The fatigue of the journey formed an immediate objection on my guardian’s part; but as I saw he had no other, and as I was only too happy to go, I got his consent. We had then merely to dispose of Mr Vholes.

“Well, sir,” said Mr Jarndyce, “Miss Summerson will communicate with Mr Carstone, and you can only hope that his position may be yet retrievable. You will allow me to order you lunch after your journey, sir.”

“I thank you, Mr Jarndyce,” said Mr Vholes, putting out his long black sleeve, to check the ringing of the bell, “not any. I thank you, no, not a morsel. My digestion is much impaired, and I am but a poor knife and fork at any time. If I was to partake of solid food at this period of the day, I don’t know what the consequences might be. Everything having been openly carried on, sir, I will now with your permission take my leave.”

“And I would that you could take your leave, and we could all take our leave, Mr Vholes,” returned my guardian, bitterly, “of a cause you know of.”

Mr Vholes, whose black dye was so deep from head to foot that it had quite steamed before the fire, diffusing a very unpleasant perfume, made a short one-sided inclination of his head from the neck and slowly shook it.

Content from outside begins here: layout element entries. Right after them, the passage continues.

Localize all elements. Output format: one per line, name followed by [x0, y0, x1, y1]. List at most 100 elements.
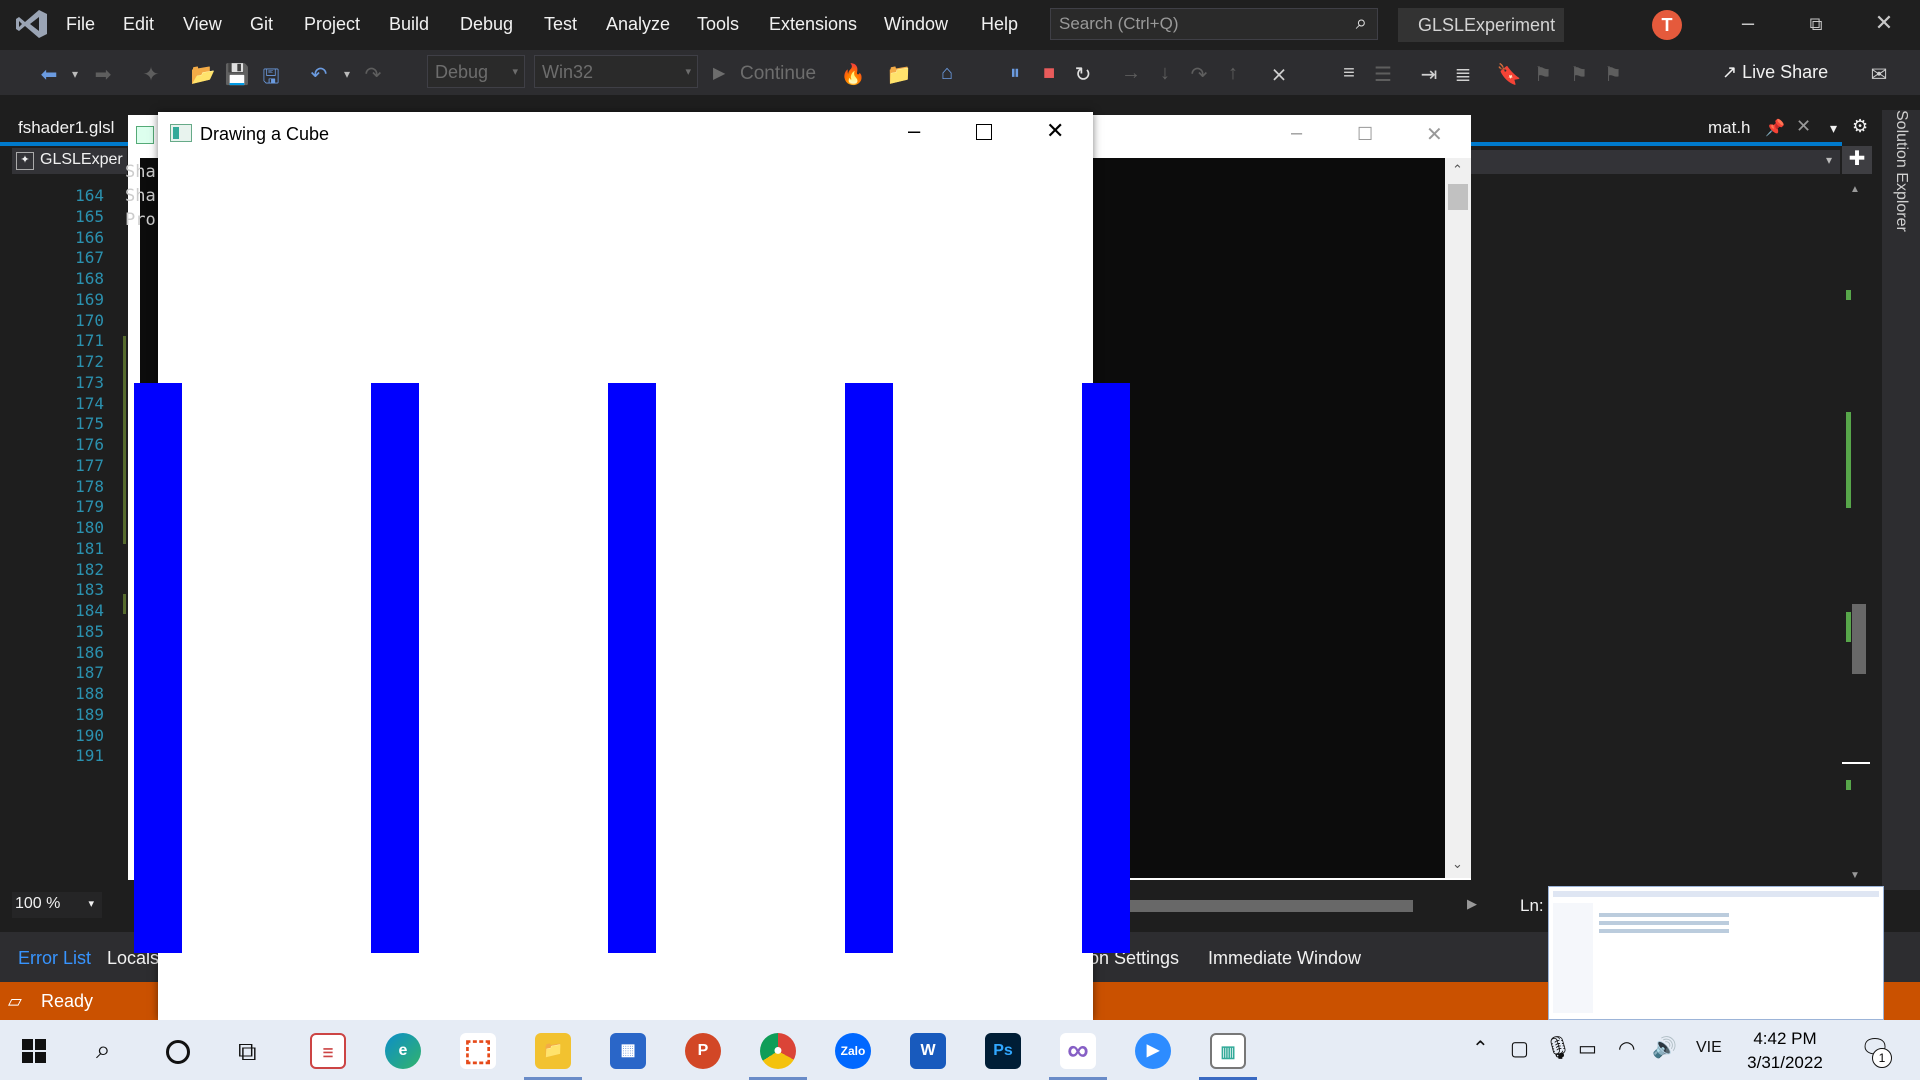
chrome-icon[interactable]: ●: [760, 1033, 796, 1069]
meet-now-icon[interactable]: ▢: [1510, 1036, 1529, 1061]
open-folder-icon[interactable]: 📂: [190, 62, 216, 87]
menu-analyze[interactable]: Analyze: [606, 14, 670, 35]
back-dropdown-icon[interactable]: ▾: [62, 67, 88, 81]
scroll-up-icon[interactable]: ▲: [1850, 184, 1860, 195]
window-thumbnail-preview[interactable]: [1548, 886, 1884, 1020]
hex-display-icon[interactable]: ⨯: [1266, 62, 1292, 87]
menu-test[interactable]: Test: [544, 14, 577, 35]
horizontal-scrollbar[interactable]: [1093, 896, 1413, 916]
comment-icon[interactable]: ≣: [1450, 62, 1476, 87]
scroll-right-icon[interactable]: ▶: [1467, 896, 1477, 912]
tab-close-icon[interactable]: ✕: [1796, 116, 1811, 137]
thread-icon[interactable]: ≡: [1336, 62, 1362, 85]
gl-app-taskbar-icon[interactable]: ▥: [1210, 1033, 1246, 1069]
member-dropdown[interactable]: ▾: [1470, 150, 1840, 174]
live-share-button[interactable]: ↗ Live Share: [1722, 62, 1828, 83]
browse-folder-icon[interactable]: 📁: [886, 62, 912, 87]
store-icon[interactable]: ▦: [610, 1033, 646, 1069]
console-scrollbar[interactable]: ⌃ ⌄: [1445, 158, 1471, 878]
windows-start-icon[interactable]: [22, 1039, 46, 1063]
visual-studio-icon[interactable]: ∞: [1060, 1033, 1096, 1069]
file-explorer-icon[interactable]: 📁: [535, 1033, 571, 1069]
gl-minimize-icon[interactable]: –: [908, 118, 920, 144]
menu-view[interactable]: View: [183, 14, 222, 35]
menu-git[interactable]: Git: [250, 14, 273, 35]
menu-tools[interactable]: Tools: [697, 14, 739, 35]
console-scroll-thumb[interactable]: [1448, 184, 1468, 210]
editor-vertical-scrollbar[interactable]: ▲ ▼: [1842, 180, 1872, 881]
taskbar-clock[interactable]: 4:42 PM 3/31/2022: [1735, 1027, 1835, 1075]
platform-dropdown[interactable]: Win32 ▾: [534, 55, 698, 88]
tab-mat-h[interactable]: mat.h: [1708, 118, 1751, 138]
menu-window[interactable]: Window: [884, 14, 948, 35]
diagnostics-icon[interactable]: ⌂: [934, 62, 960, 85]
pause-icon[interactable]: ⏸: [1002, 62, 1028, 85]
stop-icon[interactable]: ■: [1036, 62, 1062, 85]
wifi-icon[interactable]: ◠: [1618, 1036, 1635, 1061]
menu-file[interactable]: File: [66, 14, 95, 35]
gl-window[interactable]: Drawing a Cube – ✕: [134, 112, 1130, 1020]
back-icon[interactable]: ⬅: [36, 62, 62, 87]
scroll-up-icon[interactable]: ⌃: [1452, 162, 1463, 178]
menu-help[interactable]: Help: [981, 14, 1018, 35]
gl-close-icon[interactable]: ✕: [1046, 118, 1064, 144]
continue-button[interactable]: Continue: [740, 63, 816, 85]
save-all-icon[interactable]: 🖫: [258, 62, 284, 96]
menu-edit[interactable]: Edit: [123, 14, 154, 35]
menu-debug[interactable]: Debug: [460, 14, 513, 35]
tab-fshader1[interactable]: fshader1.glsl: [0, 115, 128, 143]
search-input[interactable]: Search (Ctrl+Q) ⌕: [1050, 8, 1378, 40]
tab-list-chevron-icon[interactable]: ▾: [1830, 120, 1837, 137]
split-editor-icon[interactable]: ✚: [1842, 146, 1872, 174]
language-indicator[interactable]: VIE: [1696, 1039, 1722, 1057]
gl-maximize-icon[interactable]: [976, 124, 992, 140]
edge-icon[interactable]: e: [385, 1033, 421, 1069]
hot-reload-icon[interactable]: 🔥: [840, 62, 866, 87]
solution-explorer-sidebar[interactable]: Solution Explorer: [1882, 110, 1920, 890]
minimize-icon[interactable]: –: [1728, 10, 1768, 36]
zalo-icon[interactable]: Zalo: [835, 1033, 871, 1069]
menu-build[interactable]: Build: [389, 14, 429, 35]
console-close-icon[interactable]: ✕: [1426, 122, 1443, 147]
bookmark-icon[interactable]: 🔖: [1496, 62, 1522, 87]
cortana-icon[interactable]: [166, 1040, 190, 1064]
undo-dropdown-icon[interactable]: ▾: [334, 67, 360, 81]
menu-extensions[interactable]: Extensions: [769, 14, 857, 35]
save-icon[interactable]: 💾: [224, 62, 250, 87]
close-icon[interactable]: ✕: [1864, 10, 1904, 36]
word-icon[interactable]: W: [910, 1033, 946, 1069]
search-icon[interactable]: ⌕: [96, 1034, 111, 1066]
project-navigation-dropdown[interactable]: ✦ GLSLExper: [12, 148, 127, 174]
office-icon[interactable]: ⬚: [460, 1033, 496, 1069]
notification-center-icon[interactable]: 🗨 1: [1856, 1034, 1892, 1068]
tab-immediate-window[interactable]: Immediate Window: [1208, 948, 1361, 969]
scroll-thumb[interactable]: [1852, 604, 1866, 674]
scroll-down-icon[interactable]: ▼: [1850, 870, 1860, 881]
microphone-icon[interactable]: 🎙: [1544, 1035, 1572, 1061]
feedback-icon[interactable]: ✉: [1866, 62, 1892, 87]
pin-icon[interactable]: 📌: [1765, 118, 1785, 138]
restart-icon[interactable]: ↻: [1070, 62, 1096, 87]
task-view-icon[interactable]: ⧉: [238, 1036, 257, 1068]
scroll-down-icon[interactable]: ⌄: [1452, 856, 1463, 872]
gl-canvas[interactable]: [134, 160, 1130, 1020]
console-maximize-icon[interactable]: ☐: [1357, 124, 1373, 145]
user-avatar[interactable]: T: [1652, 10, 1682, 40]
indent-icon[interactable]: ⇥: [1416, 62, 1442, 87]
show-hidden-icons-icon[interactable]: ⌃: [1472, 1036, 1489, 1061]
volume-icon[interactable]: 🔊: [1652, 1035, 1677, 1060]
battery-icon[interactable]: ▭: [1578, 1036, 1597, 1061]
settings-gear-icon[interactable]: ⚙: [1852, 116, 1868, 137]
menu-project[interactable]: Project: [304, 14, 360, 35]
config-dropdown[interactable]: Debug ▾: [427, 55, 525, 88]
hscroll-thumb[interactable]: [1093, 900, 1413, 912]
tab-error-list[interactable]: Error List: [18, 948, 91, 969]
app-icon-notes[interactable]: ☰: [310, 1033, 346, 1069]
powerpoint-icon[interactable]: P: [685, 1033, 721, 1069]
restore-icon[interactable]: ⧉: [1796, 14, 1836, 35]
zoom-icon[interactable]: ▶: [1135, 1033, 1171, 1069]
photoshop-icon[interactable]: Ps: [985, 1033, 1021, 1069]
console-minimize-icon[interactable]: –: [1291, 122, 1302, 145]
undo-icon[interactable]: ↶: [306, 62, 332, 87]
zoom-dropdown[interactable]: 100 % ▾: [12, 892, 102, 918]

“We whose ambition it is to be looked upon in the light of respectable practitioners, sir, can but put our shoulders to the wheel. We do it, sir. At least, I do it myself; and I wish to think well of my professional brethren, one and all. You are sensible of an obligation not to refer to me, miss, in communicating with Mr C?”

I said I would be careful not to do it.

“Just so, miss. Good morning. Mr Jarndyce, good morning, sir.” Mr Vholes put his dead glove, which scarcely seemed to have any hand in it, on my fingers, and then on my guardian’s fingers, and took his long thin shadow away. I thought of it on the outside of the coach, passing over all the sunny landscape between us and London, chilling the seed in the ground as it glided along.